Teenage rebels leave the market without a cause

For years the youth market has relied on the image of the rebellious teenager. The truth is that the teenager is dead, but no one has told the marketing community.

In the Fifties, your 18th birthday was cause for grim commiseration. Rationing dictated the clothes you wore, the maximum wage capped your earnings, and the only likelihood of a trip abroad was a spell in the armed forces on national service. No wonder you waited until 21 to get the key to the door.

The teenager was born in the Sixties. And that meant a rite of passage that included sex, drugs, clothes, long hair and politics. Hot on the heels of this revolution came new opportunities for marketing people. Categories such as cosmetics, fashion, drinks and confectionery came into their own with a plethora of new products, alongside a raft of media opportunities with magazines, TV shows and radio stations all targeting the booming youth market.

We thought it would never end. But it did and they forgot to tell us. Why? Middle youth, which comprises people in their thirties with money, has suffocated the youth market. Let’s face it: when your mum smokes more dope than you do, when dad reminds you that dance music star Fatboy Slim was in the pop group The Housemartins, and when they fill the bathroom with cruelty-free products, then rebellion looks hopeless. Even your school wants you on the Pill at 14.

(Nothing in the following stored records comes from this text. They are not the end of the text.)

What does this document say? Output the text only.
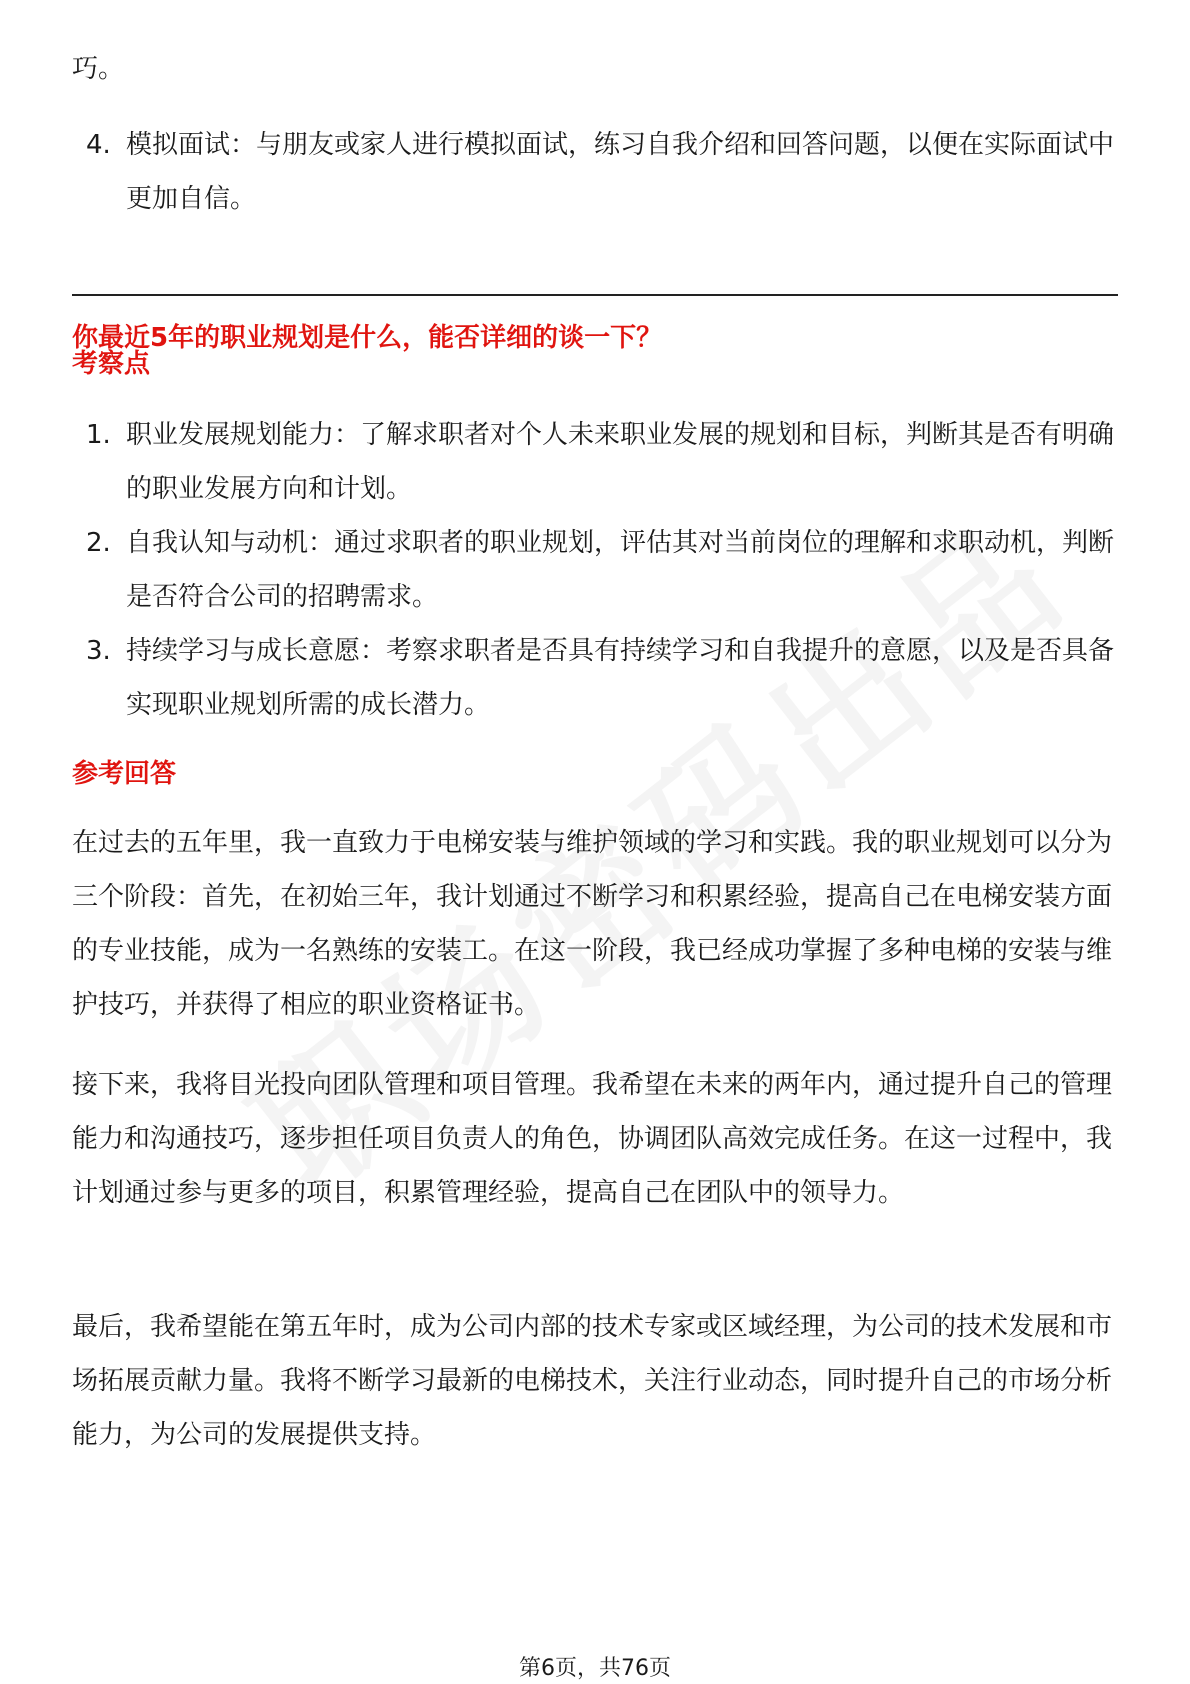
巧。

4. 模拟面试：与朋友或家人进行模拟面试，练习自我介绍和回答问题，以便在实际面试中更加自信。
你最近5年的职业规划是什么，能否详细的谈一下？
考察点
1. 职业发展规划能力：了解求职者对个人未来职业发展的规划和目标，判断其是否有明确的职业发展方向和计划。
2. 自我认知与动机：通过求职者的职业规划，评估其对当前岗位的理解和求职动机，判断是否符合公司的招聘需求。
3. 持续学习与成长意愿：考察求职者是否具有持续学习和自我提升的意愿，以及是否具备实现职业规划所需的成长潜力。
参考回答

在过去的五年里，我一直致力于电梯安装与维护领域的学习和实践。我的职业规划可以分为三个阶段：首先，在初始三年，我计划通过不断学习和积累经验，提高自己在电梯安装方面的专业技能，成为一名熟练的安装工。在这一阶段，我已经成功掌握了多种电梯的安装与维护技巧，并获得了相应的职业资格证书。

接下来，我将目光投向团队管理和项目管理。我希望在未来的两年内，通过提升自己的管理能力和沟通技巧，逐步担任项目负责人的角色，协调团队高效完成任务。在这一过程中，我计划通过参与更多的项目，积累管理经验，提高自己在团队中的领导力。

最后，我希望能在第五年时，成为公司内部的技术专家或区域经理，为公司的技术发展和市场拓展贡献力量。我将不断学习最新的电梯技术，关注行业动态，同时提升自己的市场分析能力，为公司的发展提供支持。

第6页，共76页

Recent research carried out by Roar shows that young people have changed. Youth is on hold. Gap years are being delayed because of the pressure to pay off student debt and to notch up work experience. Careers are replaced by a series of projects. A job is for Christmas not for life. You will wait until middle youth to enjoy the things you missed out on when you were younger.

So what turns young people on instead? Expressing your opinion and being heard is the new cool, but in relation to the things young people can influence. So choosing the video on cable music channel The Box is great but Kosovo is out of bounds.

Young people are motivated by love and being in love – no change there then. But it’s about being sexy rather than carnal sex. The geek has had his revenge. It’s about the personality within rather than the persona without. Tolerance is the new way.

How much of this have marketing people realised? Well, I don’t think that Levi’s could have cast Nick (launderette) Kamen in a Flat Eric ad. And I know that the forthcoming Kiss100 work will be a remarkable departure from where the brand has been before. Our challenge remains not to confuse the middle youth values of our profession with the values our young customers hold.

The Absolutely Fabulous world of marketing needs to remember that for today’s young people, the Joanna Lumley and Jennifer Saunders characters Eddie and Patsy are relics. Rather, it is Eddie’s daughter Saffy who is their icon.

Malcolm Cox is marketing director for EMAP Radio.